It is 2 p.m. on a Monday and unusually warm for October in Philadelphia. An iPod plays French music as Jihed Chehimi bumps around his station. The day usually starts at 11 a.m. or 12 p.m. “I’m always late!” he laughs. It’s a lifestyle choice. Jihed’s commute is a quick drive—probably with the windows down and Buena Vista Social Club playing—over the Walnut Street Bridge to Penn’s campus from his home in Fairmount. Late, or fashionably late, Jihed always begins his day in style, giving endless smiles and second–hand whiffs of European cologne.

There is something precise about the way he slips the blue latex gloves on his hands. It is quick, clean, automatic. After 25 years conducting lab research on viral immunology, it’s a habit. But Jihed is no longer pipetting DNA into a test tube; he traded his lab specimens for radishes and rose water. The muscle memory is obvious. Jihed glides through a baguette with his serrated knife and carefully layers salmon, radish, egg, capers and caviar, then douses it all with a squeeze of fresh lemon to create La Josie: The Swedish Salmon Smörgås.

Two years ago, Jihed walked two blocks westward from his laboratory at the Wistar Institute at 35th and Spruce Streets to begin a new experiment: Chez Yasmine Food Truck. Jihed hardly looks like your typical food truck guy. Instead, he looks like he’s ready for a vespa ride by the Seine. The slim, tanned fifty–something wears fitted jeans and an abstract–design button–up shirt. His sleek, shaved head hides behind a pair of tinted aviators. He is mysterious—like his accent, which is somewhere between French and Arabic.
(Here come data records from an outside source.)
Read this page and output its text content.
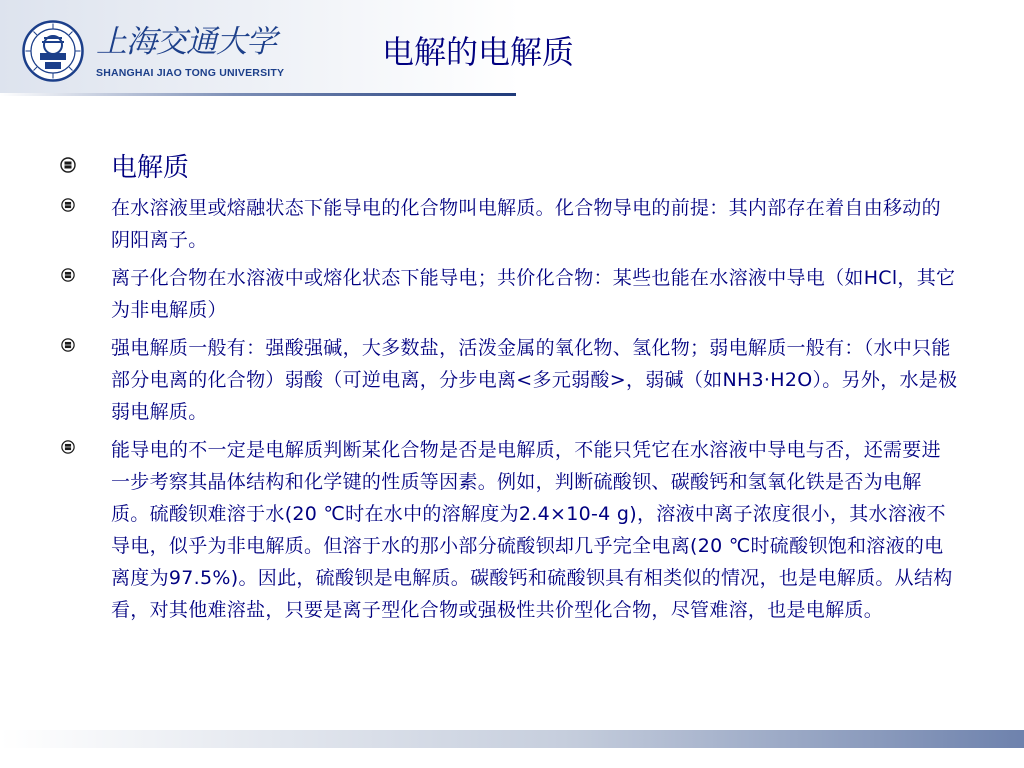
上海交通大学
SHANGHAI JIAO TONG UNIVERSITY
电解的电解质
电解质
在水溶液里或熔融状态下能导电的化合物叫电解质。化合物导电的前提：其内部存在着自由移动的阴阳离子。
离子化合物在水溶液中或熔化状态下能导电；共价化合物：某些也能在水溶液中导电（如HCl，其它为非电解质）
强电解质一般有：强酸强碱，大多数盐，活泼金属的氧化物、氢化物；弱电解质一般有：（水中只能部分电离的化合物）弱酸（可逆电离，分步电离<多元弱酸>，弱碱（如NH3·H2O）。另外，水是极弱电解质。
能导电的不一定是电解质判断某化合物是否是电解质，不能只凭它在水溶液中导电与否，还需要进一步考察其晶体结构和化学键的性质等因素。例如，判断硫酸钡、碳酸钙和氢氧化铁是否为电解质。硫酸钡难溶于水(20 ℃时在水中的溶解度为2.4×10-4 g)，溶液中离子浓度很小，其水溶液不导电，似乎为非电解质。但溶于水的那小部分硫酸钡却几乎完全电离(20 ℃时硫酸钡饱和溶液的电离度为97.5%)。因此，硫酸钡是电解质。碳酸钙和硫酸钡具有相类似的情况，也是电解质。从结构看，对其他难溶盐，只要是离子型化合物或强极性共价型化合物，尽管难溶，也是电解质。
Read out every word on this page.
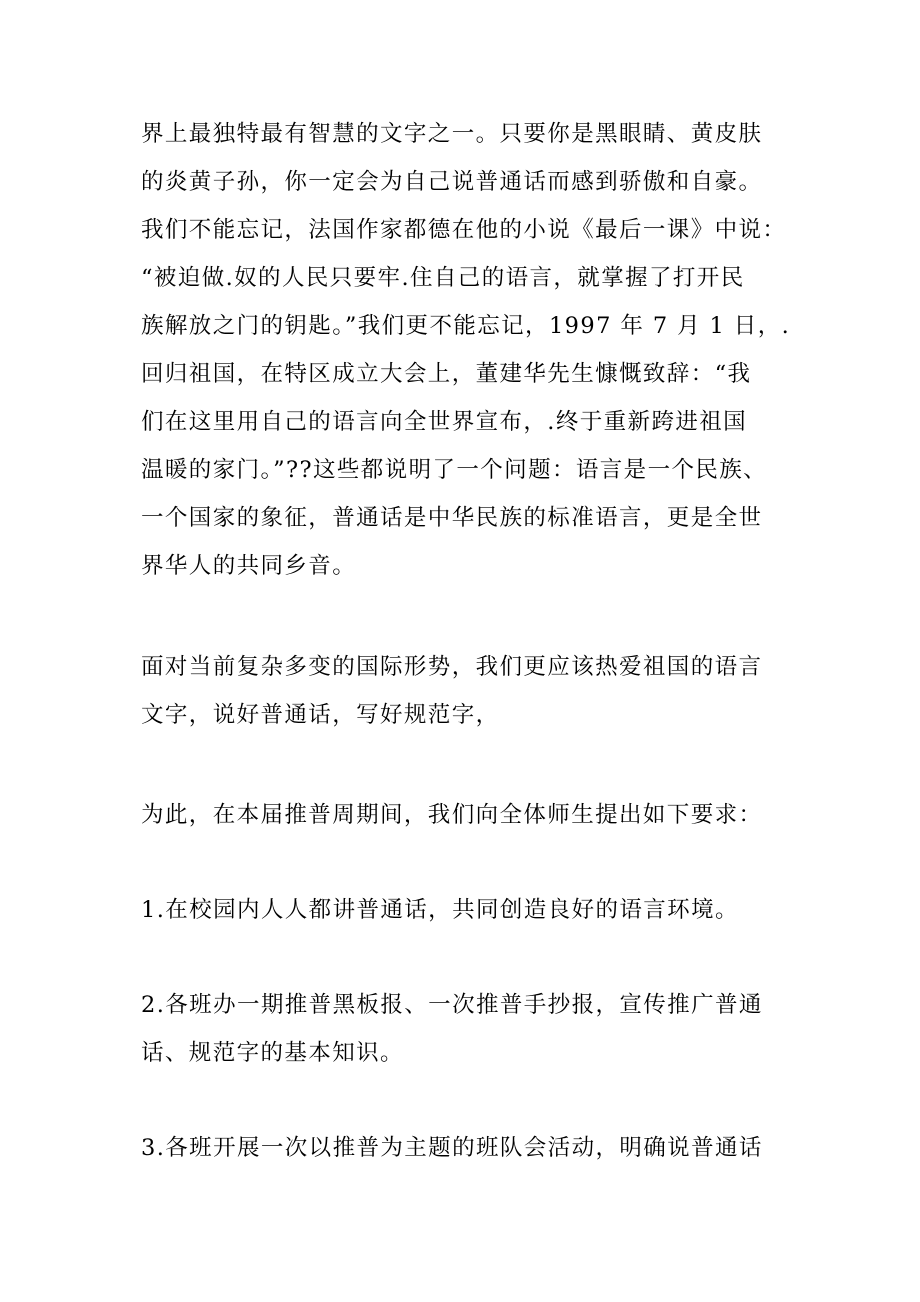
界上最独特最有智慧的文字之一。只要你是黑眼睛、黄皮肤
的炎黄子孙，你一定会为自己说普通话而感到骄傲和自豪。
我们不能忘记，法国作家都德在他的小说《最后一课》中说：
“被迫做.奴的人民只要牢.住自己的语言，就掌握了打开民
族解放之门的钥匙。”我们更不能忘记，1997 年 7 月 1 日，.
回归祖国，在特区成立大会上，董建华先生慷慨致辞：“我
们在这里用自己的语言向全世界宣布，.终于重新跨进祖国
温暖的家门。”??这些都说明了一个问题：语言是一个民族、
一个国家的象征，普通话是中华民族的标准语言，更是全世
界华人的共同乡音。

面对当前复杂多变的国际形势，我们更应该热爱祖国的语言
文字，说好普通话，写好规范字，

为此，在本届推普周期间，我们向全体师生提出如下要求：

1.在校园内人人都讲普通话，共同创造良好的语言环境。

2.各班办一期推普黑板报、一次推普手抄报，宣传推广普通
话、规范字的基本知识。

3.各班开展一次以推普为主题的班队会活动，明确说普通话
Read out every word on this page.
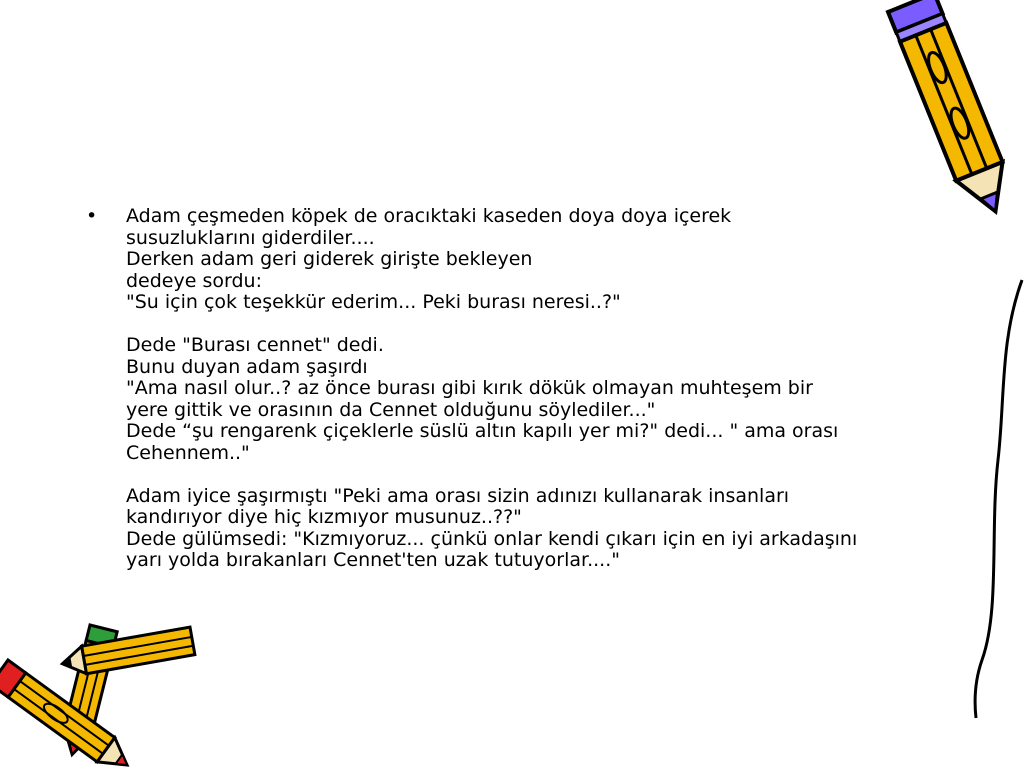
•	Adam çeşmeden köpek de oracıktaki kaseden doya doya içerek
susuzluklarını giderdiler....
Derken adam geri giderek girişte bekleyen
dedeye sordu:
"Su için çok teşekkür ederim... Peki burası neresi..?"
Dede "Burası cennet" dedi.
Bunu duyan adam şaşırdı
"Ama nasıl olur..? az önce burası gibi kırık dökük olmayan muhteşem bir
yere gittik ve orasının da Cennet olduğunu söylediler..."
Dede “şu rengarenk çiçeklerle süslü altın kapılı yer mi?" dedi... " ama orası
Cehennem.."
Adam iyice şaşırmıştı "Peki ama orası sizin adınızı kullanarak insanları
kandırıyor diye hiç kızmıyor musunuz..??"
Dede gülümsedi: "Kızmıyoruz... çünkü onlar kendi çıkarı için en iyi arkadaşını
yarı yolda bırakanları Cennet'ten uzak tutuyorlar...."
Jihed was born and raised in Tunisia and received his PhD in Immunology and Infectious Disease in Paris. He came to Philadelphia in 1987 to teach at Penn's School of Medicine. In 2000, he transitioned to the Wistar to conduct grant–funded research on AIDS and Hepatitis C. When the cut–throat competition to renew grants became unbearable, he left.

Jihed and his research friends had toyed with the idea of opening a food truck before. “The friends left, but the idea didn’t,” he smiles. The small cart is nestled between Chinese and Indian, just above the Trolley stop. It is named after his daughter Yasmine—who is Tunisian and Swedish, by her mother.

It took 19 months to create the menu. According to Jihed, he “tested dishes the right way” at dinner parties. The physical truck part was not so easy, either. “For months, I could not attach the truck to my car. Every day it fell off into the middle of the street, until the Asian fruit cart guy,” Jihed points across Spruce, “taught me how to use the, quest–ce que c’est…?” Jihed does a cranking motion at his employee Seth. “A car jack? Ah yes, the car jack—but I still can’t back up!”

The real hard work is found in Jihed’s mission to create a unique culinary experience. Chez Yasmine’s menu appears more strange than his career path, because it is. It starts with the Wistar Sandwich, and features cuisine from Vietnam, Sweden and France—all the way back to Tunisian specialties. “People tell me the menu is random, but no—it it is my heritage, my story—except the grilled cheese and PB and J… they stay on the menu because they are nostalgic for my students.” He also names each item after his most loyal students, or “kids.” “Wharton students tell me it is a great marketing strategy, but I say I’m not a business person, I’m a scientist, a nerd—it’s a thank you to Chez Yasmine’s sponsors.”

Whether it is tailoring a dish to food allergies or cooking on the spot, it is always the customer and the experience that matters. “Some students can’t afford the food, but we still make it work… I don’t care about losing money. Without my students, there is no food cart.”